Fast hundert Flüge pro Woche zu mehr als 20 Zielen in Asien hatte Finnair vor der Pandemie im Flugplan stehen. Dank der geografischen Lage am nordöstlichen Rand Europas war Helsinki als Hub prädestiniert dafür, Passagiere in weniger als neun Stunden nach Tokio und in ebenfalls erheblich kürzerer Flugzeit als von anderen europäischen Drehkreuzen aus etwa nach China und Korea zu fliegen. Jetzt ist alles anders, und Finnair muss sich neu definieren. Ein Interview mit Topi Manner, dem CEO von Finnair.

airliners.de: Haben Sie jemals Pläne für den Fall gemacht, dass Finnair nicht mehr russischen Luftraum nutzen dürfte?

Topi Manner: Die Möglichkeit, dass der russische Luftraum geschlossen werden könnte, war immer Teil unserer Risikobetrachtung. Wir wussten, dass das ein Problem wäre, sollte dieser Fall je eintreten. Daher hatten wir uns in gewisser Weise auf dieses Szenario vorbereitet. Worauf wir nicht eingestellt waren, war eine zweieinhalbjährige Pandemie und im Anschluss die russische Luftraumschließung.

Wie war Ihre unmittelbare Reaktion auf die russische Invasion im Februar?

Wir waren durch die Pandemie ja noch im Krisenmodus, daher konnten wir auf den Ukraine-Krieg unmittelbar reagieren. Ich glaube, das haben wir auch unseren Kunden und der Luftfahrtbranche gezeigt. Wir haben ein neues Streckennetz eingeführt, den Wet-Lease-Betrieb ausgebaut und weitere Kostensenkungen angestoßen. Diese Maßnahmen kamen noch direkt aus unserem Corona-Krisenszenario. Nach der russischen Invasion waren wir etwa eine Woche damit beschäftigt, neue Routen nach Japan auszuarbeiten.

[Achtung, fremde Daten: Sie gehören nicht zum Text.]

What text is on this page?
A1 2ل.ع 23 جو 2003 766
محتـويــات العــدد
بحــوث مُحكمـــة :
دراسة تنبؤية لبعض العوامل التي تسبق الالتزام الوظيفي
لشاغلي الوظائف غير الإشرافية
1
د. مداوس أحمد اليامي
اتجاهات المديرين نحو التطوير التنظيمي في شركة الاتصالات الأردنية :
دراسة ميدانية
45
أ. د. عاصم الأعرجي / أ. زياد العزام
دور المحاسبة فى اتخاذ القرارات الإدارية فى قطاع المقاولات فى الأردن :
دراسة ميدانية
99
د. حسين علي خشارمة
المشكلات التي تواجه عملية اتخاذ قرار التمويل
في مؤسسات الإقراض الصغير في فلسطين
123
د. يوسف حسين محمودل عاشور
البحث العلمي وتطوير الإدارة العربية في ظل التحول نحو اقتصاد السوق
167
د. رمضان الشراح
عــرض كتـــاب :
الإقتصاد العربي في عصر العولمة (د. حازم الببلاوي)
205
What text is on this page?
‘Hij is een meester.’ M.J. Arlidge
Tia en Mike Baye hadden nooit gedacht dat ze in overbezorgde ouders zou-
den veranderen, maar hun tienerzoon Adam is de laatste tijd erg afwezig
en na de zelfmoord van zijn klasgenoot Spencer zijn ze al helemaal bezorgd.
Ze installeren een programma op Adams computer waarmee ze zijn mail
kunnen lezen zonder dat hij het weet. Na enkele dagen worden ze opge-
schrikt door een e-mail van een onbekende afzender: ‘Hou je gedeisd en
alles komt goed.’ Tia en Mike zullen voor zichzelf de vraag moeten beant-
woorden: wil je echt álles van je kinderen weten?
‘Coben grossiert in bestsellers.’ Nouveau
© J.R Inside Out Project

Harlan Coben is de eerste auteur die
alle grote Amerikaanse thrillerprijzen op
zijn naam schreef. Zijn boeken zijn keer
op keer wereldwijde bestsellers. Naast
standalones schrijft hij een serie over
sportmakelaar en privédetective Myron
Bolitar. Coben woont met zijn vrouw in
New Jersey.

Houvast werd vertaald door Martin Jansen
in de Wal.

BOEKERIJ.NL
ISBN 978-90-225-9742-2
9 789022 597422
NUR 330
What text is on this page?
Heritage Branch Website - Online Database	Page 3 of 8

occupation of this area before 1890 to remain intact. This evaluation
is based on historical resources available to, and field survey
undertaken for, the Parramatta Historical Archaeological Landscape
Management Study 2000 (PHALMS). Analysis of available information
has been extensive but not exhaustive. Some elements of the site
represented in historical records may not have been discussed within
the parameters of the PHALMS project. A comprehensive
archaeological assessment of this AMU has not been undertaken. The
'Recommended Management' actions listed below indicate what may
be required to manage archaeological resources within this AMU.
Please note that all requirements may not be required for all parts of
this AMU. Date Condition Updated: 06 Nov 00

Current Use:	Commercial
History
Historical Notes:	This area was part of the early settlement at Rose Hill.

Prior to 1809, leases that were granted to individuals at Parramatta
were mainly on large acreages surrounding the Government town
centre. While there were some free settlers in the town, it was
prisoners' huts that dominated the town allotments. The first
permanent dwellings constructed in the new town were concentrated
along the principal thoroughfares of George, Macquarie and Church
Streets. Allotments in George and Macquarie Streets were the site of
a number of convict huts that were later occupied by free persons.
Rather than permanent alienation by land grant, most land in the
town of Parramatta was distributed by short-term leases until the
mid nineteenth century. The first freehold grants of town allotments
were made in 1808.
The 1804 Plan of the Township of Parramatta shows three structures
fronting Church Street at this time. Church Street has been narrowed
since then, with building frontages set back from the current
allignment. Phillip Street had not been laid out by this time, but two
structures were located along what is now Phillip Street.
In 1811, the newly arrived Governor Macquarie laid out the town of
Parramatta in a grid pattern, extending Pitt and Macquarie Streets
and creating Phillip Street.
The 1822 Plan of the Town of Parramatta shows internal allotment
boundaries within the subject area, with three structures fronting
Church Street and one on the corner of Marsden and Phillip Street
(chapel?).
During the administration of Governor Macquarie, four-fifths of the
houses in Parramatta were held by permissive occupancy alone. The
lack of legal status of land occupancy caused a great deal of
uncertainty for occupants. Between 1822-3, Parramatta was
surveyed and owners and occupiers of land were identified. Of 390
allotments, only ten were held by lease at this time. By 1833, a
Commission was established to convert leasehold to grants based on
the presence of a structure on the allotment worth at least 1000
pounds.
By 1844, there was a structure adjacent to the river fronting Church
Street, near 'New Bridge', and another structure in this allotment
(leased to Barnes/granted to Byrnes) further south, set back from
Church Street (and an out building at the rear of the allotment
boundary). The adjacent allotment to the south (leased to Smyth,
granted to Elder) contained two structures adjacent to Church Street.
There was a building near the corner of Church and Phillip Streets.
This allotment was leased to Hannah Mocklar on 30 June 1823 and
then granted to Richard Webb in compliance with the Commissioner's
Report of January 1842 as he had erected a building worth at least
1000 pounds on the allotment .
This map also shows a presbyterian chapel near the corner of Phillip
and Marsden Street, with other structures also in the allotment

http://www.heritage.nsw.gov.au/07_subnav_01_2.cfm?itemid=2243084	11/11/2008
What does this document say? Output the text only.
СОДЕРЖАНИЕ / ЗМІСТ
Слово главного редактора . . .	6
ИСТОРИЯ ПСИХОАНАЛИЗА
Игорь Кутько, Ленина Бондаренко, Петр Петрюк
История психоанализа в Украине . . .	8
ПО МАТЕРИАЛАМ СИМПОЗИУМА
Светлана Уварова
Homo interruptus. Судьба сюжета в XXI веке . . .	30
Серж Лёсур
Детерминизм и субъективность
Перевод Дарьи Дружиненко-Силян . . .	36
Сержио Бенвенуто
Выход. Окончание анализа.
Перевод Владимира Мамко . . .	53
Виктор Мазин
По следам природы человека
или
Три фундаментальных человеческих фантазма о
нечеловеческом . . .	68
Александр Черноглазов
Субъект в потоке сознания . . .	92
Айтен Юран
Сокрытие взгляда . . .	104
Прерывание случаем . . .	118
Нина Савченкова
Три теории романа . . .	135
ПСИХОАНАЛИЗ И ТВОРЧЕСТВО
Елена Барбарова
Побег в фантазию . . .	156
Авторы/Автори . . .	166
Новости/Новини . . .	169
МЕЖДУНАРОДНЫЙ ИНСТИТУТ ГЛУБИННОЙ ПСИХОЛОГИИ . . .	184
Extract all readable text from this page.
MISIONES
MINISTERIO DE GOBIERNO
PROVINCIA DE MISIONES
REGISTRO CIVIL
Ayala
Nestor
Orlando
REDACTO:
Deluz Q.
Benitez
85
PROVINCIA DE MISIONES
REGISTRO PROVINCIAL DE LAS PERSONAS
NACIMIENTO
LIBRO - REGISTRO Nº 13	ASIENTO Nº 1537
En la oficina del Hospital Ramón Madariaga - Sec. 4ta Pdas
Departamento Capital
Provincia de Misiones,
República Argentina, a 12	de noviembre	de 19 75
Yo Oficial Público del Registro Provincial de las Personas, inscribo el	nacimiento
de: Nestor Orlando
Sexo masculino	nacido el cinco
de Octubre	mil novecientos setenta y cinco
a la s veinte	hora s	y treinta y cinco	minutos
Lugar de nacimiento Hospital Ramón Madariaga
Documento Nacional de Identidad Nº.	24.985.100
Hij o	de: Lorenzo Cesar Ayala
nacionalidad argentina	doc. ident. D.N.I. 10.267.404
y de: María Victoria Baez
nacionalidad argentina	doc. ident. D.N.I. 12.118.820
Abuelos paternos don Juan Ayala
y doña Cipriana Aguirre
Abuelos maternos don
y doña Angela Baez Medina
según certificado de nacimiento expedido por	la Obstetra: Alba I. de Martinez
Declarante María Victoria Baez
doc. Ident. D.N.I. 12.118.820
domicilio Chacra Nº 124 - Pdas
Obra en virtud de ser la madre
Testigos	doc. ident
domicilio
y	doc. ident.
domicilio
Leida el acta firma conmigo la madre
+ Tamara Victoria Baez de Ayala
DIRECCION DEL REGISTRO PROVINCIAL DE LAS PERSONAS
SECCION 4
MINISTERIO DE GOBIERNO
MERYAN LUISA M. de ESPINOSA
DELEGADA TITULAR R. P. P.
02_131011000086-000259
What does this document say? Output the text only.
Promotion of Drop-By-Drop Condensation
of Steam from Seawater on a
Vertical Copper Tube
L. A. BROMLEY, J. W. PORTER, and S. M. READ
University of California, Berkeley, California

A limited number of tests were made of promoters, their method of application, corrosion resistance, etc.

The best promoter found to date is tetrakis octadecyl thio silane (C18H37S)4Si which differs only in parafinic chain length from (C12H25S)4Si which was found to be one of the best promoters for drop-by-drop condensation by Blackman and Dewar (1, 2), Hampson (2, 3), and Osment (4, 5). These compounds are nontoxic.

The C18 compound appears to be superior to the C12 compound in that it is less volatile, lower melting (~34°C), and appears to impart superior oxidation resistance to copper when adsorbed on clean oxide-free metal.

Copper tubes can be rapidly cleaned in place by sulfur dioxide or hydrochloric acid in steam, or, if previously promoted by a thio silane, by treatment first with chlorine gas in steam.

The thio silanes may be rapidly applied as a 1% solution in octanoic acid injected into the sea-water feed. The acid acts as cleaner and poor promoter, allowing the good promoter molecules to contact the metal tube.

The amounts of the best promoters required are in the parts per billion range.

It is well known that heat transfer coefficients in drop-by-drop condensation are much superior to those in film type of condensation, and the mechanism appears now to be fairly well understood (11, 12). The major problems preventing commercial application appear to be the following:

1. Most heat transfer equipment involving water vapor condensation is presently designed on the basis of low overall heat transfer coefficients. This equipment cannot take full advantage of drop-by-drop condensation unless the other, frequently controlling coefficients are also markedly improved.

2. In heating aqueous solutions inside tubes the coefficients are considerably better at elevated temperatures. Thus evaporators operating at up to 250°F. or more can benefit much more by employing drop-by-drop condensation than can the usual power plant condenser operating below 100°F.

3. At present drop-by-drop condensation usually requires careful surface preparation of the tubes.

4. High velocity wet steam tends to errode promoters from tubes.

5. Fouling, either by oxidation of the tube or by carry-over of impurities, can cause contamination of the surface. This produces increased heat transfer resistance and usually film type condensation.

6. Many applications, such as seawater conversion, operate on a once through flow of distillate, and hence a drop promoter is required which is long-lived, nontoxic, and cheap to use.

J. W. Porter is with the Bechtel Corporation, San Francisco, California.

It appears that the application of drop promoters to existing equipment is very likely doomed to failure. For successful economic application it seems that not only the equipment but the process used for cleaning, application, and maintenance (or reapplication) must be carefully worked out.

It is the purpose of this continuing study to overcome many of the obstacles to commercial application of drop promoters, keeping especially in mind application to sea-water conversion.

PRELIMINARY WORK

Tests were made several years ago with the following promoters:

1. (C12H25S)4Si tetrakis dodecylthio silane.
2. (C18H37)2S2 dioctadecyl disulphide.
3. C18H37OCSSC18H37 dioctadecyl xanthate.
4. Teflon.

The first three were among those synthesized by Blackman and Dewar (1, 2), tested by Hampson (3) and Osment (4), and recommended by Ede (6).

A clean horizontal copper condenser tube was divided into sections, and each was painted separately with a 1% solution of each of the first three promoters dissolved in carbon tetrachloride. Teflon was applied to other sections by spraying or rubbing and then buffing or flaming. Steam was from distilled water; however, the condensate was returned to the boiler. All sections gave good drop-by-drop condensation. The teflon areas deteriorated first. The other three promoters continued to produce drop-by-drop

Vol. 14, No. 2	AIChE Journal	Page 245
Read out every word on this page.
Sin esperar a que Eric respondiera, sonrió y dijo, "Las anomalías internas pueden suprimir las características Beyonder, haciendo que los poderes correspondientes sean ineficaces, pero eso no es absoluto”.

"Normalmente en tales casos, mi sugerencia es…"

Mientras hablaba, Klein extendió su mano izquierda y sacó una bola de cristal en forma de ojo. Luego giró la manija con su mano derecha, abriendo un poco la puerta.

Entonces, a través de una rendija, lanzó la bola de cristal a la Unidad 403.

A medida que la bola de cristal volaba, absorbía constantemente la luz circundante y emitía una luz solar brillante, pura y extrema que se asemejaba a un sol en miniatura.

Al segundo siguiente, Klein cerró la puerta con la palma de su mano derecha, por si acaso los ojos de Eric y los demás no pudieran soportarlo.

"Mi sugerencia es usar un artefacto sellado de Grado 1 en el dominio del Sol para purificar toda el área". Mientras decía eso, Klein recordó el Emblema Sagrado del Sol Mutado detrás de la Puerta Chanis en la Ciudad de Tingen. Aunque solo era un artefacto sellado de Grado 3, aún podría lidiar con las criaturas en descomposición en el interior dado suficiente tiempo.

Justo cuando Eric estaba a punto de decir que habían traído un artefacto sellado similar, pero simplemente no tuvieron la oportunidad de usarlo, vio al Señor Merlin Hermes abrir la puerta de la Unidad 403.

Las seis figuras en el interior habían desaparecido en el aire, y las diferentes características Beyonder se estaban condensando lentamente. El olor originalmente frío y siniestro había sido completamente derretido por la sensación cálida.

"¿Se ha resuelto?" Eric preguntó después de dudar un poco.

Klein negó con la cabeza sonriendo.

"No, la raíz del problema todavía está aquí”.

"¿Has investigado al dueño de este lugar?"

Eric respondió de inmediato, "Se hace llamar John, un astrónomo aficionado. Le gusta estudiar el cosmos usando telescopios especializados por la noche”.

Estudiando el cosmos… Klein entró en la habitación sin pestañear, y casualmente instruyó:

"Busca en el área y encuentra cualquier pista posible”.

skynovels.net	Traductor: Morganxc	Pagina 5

Wir fliegen jetzt nach Tokio über den Nordpol und zurück auf südlicher Route, abhängig von den Winden. Vor der Luftraumsperrung dauerte ein Flug nach Tokio etwa neuneinhalb Stunden, jetzt etwas über 13 Stunden. Tokio ist unsere einzige Polroute, alle anderen Asienflüge nehmen für beide Wege die Südroute.

Was heißt das für Finnair, die ihr erfolgreiches Geschäftsmodell der Asien-Verbindungen über Nacht verloren hat?

Ganz klar: Unser geografischer Vorteil ist weg. Wir sind darauf eingestellt, dass der russische Luftraum für eine sehr lange Zeit geschlossen bleiben wird. Unsere neue Strategie trägt dem Rechnung. Wir müssen uns jetzt auf Märkten behaupten, die weniger reguliert und daher wettbewerbsintensiver sind. Das wiederum zwingt uns zu einer Überarbeitung unserer Kostenstruktur.

Wir brauchten kurzfristig Einsatzmöglichkeiten für unsere Flugzeuge, da die Optionen in unserem eigenen Streckennetz begrenzt waren. Wir haben dann Wet-Lease-Vereinbarungen mit Eurowings Discover und British Airways geschlossen.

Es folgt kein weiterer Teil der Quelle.